Lord of Connaught

The title of Lord of Connaught was used by several Norman barons in Ireland.

During the Norman invasion of Ireland, William de Burgh was apparently granted Connacht, but never took possession of it. It remained in the hands of native kings until 1224, when Richard Mor de Burgh claimed it on the basis of his father's grant. His uncle Hubert de Burgh was then Justiciar of Ireland and upheld the claim in 1227. Richard called upon the feudal levies of Ireland and conquered Connacht in 1235, taking the title Lord of Connaught.
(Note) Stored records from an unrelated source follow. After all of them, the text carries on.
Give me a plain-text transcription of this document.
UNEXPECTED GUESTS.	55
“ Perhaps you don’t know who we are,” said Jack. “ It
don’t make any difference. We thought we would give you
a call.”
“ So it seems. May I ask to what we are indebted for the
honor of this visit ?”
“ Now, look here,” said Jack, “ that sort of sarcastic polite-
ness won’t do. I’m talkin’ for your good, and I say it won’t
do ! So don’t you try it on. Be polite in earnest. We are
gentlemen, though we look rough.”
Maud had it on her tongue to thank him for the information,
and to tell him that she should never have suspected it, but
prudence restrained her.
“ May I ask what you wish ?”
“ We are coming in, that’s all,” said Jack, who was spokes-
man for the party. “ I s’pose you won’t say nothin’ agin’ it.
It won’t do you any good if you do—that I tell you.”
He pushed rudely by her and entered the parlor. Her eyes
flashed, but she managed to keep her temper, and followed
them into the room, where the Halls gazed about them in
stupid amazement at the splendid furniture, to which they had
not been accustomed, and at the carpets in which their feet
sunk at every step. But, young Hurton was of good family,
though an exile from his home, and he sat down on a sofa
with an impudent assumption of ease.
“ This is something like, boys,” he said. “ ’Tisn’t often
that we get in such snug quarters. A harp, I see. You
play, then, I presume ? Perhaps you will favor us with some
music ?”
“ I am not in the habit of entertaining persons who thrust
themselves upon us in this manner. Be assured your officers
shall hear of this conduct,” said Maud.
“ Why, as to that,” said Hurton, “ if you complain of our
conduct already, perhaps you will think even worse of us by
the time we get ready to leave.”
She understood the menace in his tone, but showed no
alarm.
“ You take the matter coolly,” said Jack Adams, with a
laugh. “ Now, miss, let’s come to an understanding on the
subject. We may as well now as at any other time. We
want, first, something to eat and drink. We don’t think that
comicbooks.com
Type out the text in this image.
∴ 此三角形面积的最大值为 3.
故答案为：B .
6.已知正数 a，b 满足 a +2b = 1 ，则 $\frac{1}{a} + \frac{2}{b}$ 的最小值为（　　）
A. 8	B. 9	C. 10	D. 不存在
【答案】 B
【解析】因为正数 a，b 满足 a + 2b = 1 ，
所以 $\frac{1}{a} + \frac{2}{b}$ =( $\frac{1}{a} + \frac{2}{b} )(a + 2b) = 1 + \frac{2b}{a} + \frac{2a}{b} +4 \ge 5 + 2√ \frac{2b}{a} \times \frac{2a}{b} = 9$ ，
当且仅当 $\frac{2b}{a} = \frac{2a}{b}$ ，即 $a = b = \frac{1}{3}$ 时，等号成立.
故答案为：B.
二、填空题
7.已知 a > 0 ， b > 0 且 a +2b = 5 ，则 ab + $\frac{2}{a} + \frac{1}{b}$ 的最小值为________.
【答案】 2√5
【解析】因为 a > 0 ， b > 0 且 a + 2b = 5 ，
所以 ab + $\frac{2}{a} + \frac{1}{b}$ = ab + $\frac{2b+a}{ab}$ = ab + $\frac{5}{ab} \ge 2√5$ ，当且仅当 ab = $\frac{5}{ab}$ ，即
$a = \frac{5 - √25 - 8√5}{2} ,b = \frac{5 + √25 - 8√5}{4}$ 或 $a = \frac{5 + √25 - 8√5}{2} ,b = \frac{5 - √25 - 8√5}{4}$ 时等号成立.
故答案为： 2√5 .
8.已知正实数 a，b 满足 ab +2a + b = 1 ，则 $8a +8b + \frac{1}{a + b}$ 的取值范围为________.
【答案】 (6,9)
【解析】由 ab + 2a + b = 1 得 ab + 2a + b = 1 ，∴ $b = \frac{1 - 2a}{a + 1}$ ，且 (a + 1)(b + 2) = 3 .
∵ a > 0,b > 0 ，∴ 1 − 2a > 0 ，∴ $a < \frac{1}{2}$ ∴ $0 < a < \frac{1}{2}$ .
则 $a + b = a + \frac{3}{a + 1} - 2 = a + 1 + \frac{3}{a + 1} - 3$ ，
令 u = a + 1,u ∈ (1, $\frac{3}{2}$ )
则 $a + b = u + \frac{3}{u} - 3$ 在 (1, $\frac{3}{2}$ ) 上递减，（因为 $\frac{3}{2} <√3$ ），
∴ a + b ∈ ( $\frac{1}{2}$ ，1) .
Richard's son Walter de Burgh, 1st Earl of Ulster, his son Richard Óg de Burgh, 2nd Earl of Ulster, and Richard's grandson William Donn de Burgh, 3rd Earl of Ulster all seem to have used the title, but upon the death of the latter in 1333, civil war broke out over control of the de Burgh lands. Connacht was divided between Sir Ulick Burke and Edmond Albanach de Burgh,[1] and the title fell out of use. It was not recognized in the Peerage of Ireland, and the heirs-general of William Donn, who retained the title Earl of Ulster, did not use it.


  1. Curtis, Edmund (2004) [1950]. A History of Ireland (6th ed.). New York: Routledge. pp. 58, 70–72, 91–92. ISBN 0-415-27949-6.